Strahl makes election campaign stops in North
Cabinet minister Chuck Strahl swung through the Yukon and Northwest Territories this week to back Conservative candidates running in the Oct. 14 federal election.
In Whitehorse on Thursday, the Indian and Northern Affairs minister underlined the importance of having a local member of Parliament from the governing party — which the Tories hope will be their candidate, Darrell Pasloski.
Strahl pointed to his party's recent promises to create a development agency for Canada's North, as well as change the rules for natural resource development there.
"It's important, from our point of view, to have as many members of Parliament from the North as we can because, of course, as those decisions are made they're filtered through the local member of Parliament," Strahl said.
Pasloski, a Whitehorse pharmacist, said he has spent much of his campaign talking to Yukoners about what's important to them.
"They like the lower taxes, less GST," he said, adding that voters he spoke to also preferred lower personal and corporate taxes.
"People like that we're paying the debt down, that mortgage that all of us own in this country."
Vandals damage campaign signs
But it hasn't been an entirely smooth campaign for Pasloski: a number of Conservative party signs around Whitehorse were found damaged Wednesday.
Some were turned over, or had holes punched through them. Signs showing Pasloski with Prime Minister Stephen Harper had duct tape covering Pasloski's mouth.
Signs supporting Liberal incumbent MP Larry Bagnell have also been knocked over.
"I think it's unfortunate. I mean, it's a democratic system. We're in the middle of an election," Warren Holland, a member of Pasloski's campaign team, told CBC News on Wednesday.

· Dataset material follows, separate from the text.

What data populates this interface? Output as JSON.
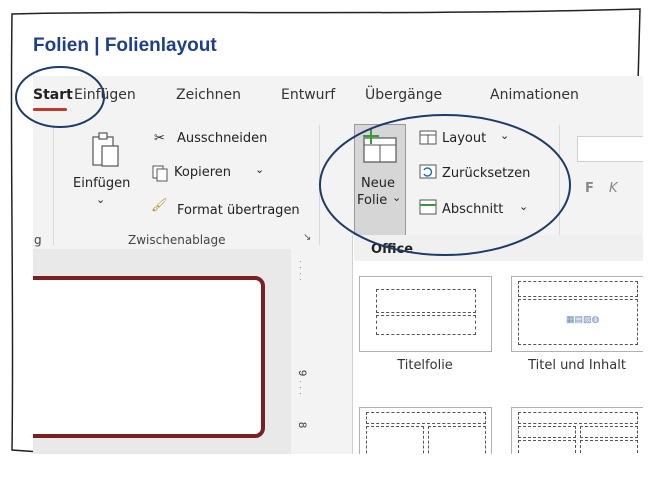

"If people are unhappy with a particular candidate's position they can cast a ballot. That's the way the system works. It seems kind of childish and petty to approach things this way."

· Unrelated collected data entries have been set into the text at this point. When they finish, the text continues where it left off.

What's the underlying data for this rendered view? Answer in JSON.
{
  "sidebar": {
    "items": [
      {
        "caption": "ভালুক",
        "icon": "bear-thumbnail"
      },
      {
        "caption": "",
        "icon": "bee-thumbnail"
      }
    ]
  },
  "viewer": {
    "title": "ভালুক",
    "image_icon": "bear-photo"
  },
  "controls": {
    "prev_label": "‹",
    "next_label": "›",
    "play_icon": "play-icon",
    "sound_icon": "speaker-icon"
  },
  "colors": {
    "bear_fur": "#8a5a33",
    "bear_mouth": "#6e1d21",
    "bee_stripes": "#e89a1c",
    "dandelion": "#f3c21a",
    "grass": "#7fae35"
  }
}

Elections Canada officials point out that vandalizing election campaign signs is illegal, and punishable by a $1,000 fine, three months in jail, or both.

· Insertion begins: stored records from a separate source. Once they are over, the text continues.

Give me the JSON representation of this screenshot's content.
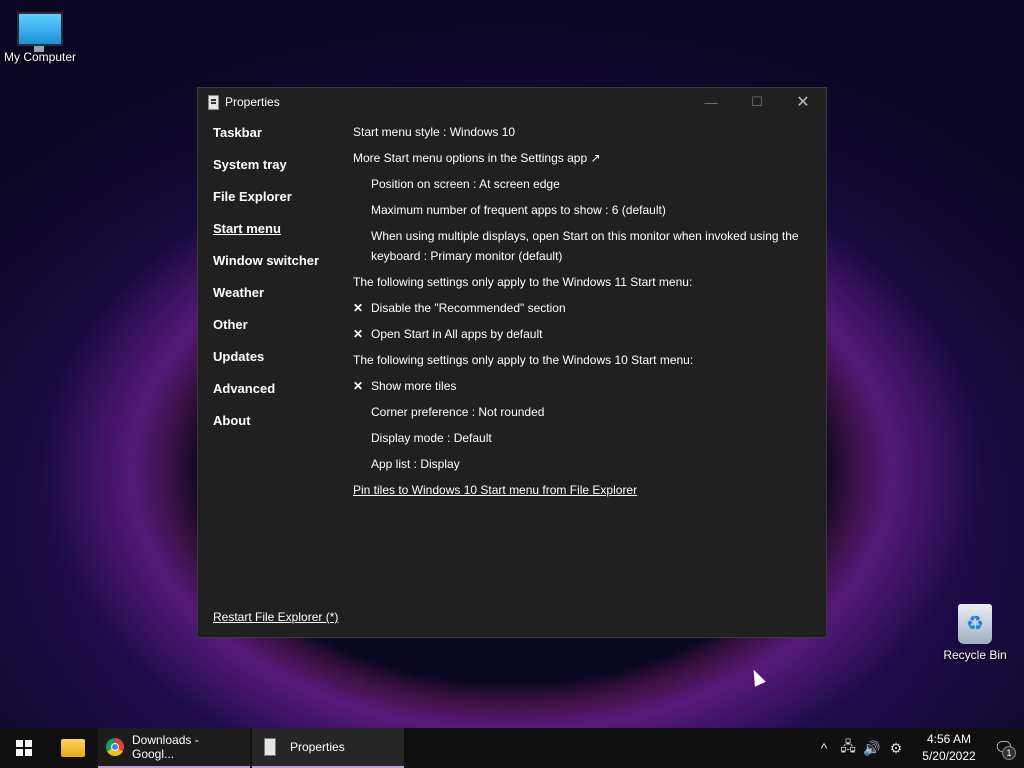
{
  "desktop": {
    "icons": [
      {
        "label": "My Computer",
        "icon": "monitor-icon"
      },
      {
        "label": "Recycle Bin",
        "icon": "recycle-bin-icon"
      }
    ]
  },
  "window": {
    "title": "Properties",
    "controls": {
      "minimize": "—",
      "maximize": "☐",
      "close": "✕"
    },
    "sidebar": {
      "items": [
        "Taskbar",
        "System tray",
        "File Explorer",
        "Start menu",
        "Window switcher",
        "Weather",
        "Other",
        "Updates",
        "Advanced",
        "About"
      ],
      "active": "Start menu"
    },
    "restart_link": "Restart File Explorer (*)",
    "settings": {
      "start_menu_style": "Start menu style : Windows 10",
      "more_options": "More Start menu options in the Settings app ↗",
      "position": "Position on screen : At screen edge",
      "max_frequent": "Maximum number of frequent apps to show : 6 (default)",
      "multi_display": "When using multiple displays, open Start on this monitor when invoked using the keyboard : Primary monitor (default)",
      "win11_header": "The following settings only apply to the Windows 11 Start menu:",
      "disable_recommended": "Disable the \"Recommended\" section",
      "open_all_apps": "Open Start in All apps by default",
      "win10_header": "The following settings only apply to the Windows 10 Start menu:",
      "show_more_tiles": "Show more tiles",
      "corner_pref": "Corner preference : Not rounded",
      "display_mode": "Display mode : Default",
      "app_list": "App list : Display",
      "pin_tiles": "Pin tiles to Windows 10 Start menu from File Explorer",
      "check_mark": "✕"
    }
  },
  "taskbar": {
    "apps": [
      {
        "label": "Downloads - Googl...",
        "icon": "chrome-icon"
      },
      {
        "label": "Properties",
        "icon": "properties-icon"
      }
    ],
    "tray": {
      "chevron": "^",
      "network": "🖧",
      "volume": "🔊",
      "settings": "⚙"
    },
    "clock": {
      "time": "4:56 AM",
      "date": "5/20/2022"
    },
    "notifications": {
      "count": "1"
    }
  }
}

Harper 'loves the North,' Strahl says
Strahl was in Yellowknife late Tuesday to lend his support to Western Arctic candidate Brendan Bell.
There, Strahl noted that Conservative Leader Stephen Harper's frequent visits to northern Canada — including, most recently, a stop Saturday in Iqaluit — as evidence of the region's importance to the prime minister.
"He loves the North. He's got a passion for it, and that passion's been transferred to the government, to the cabinet, and to our party in a way that I've never seen," he told campaign staff and supporters on Tuesday.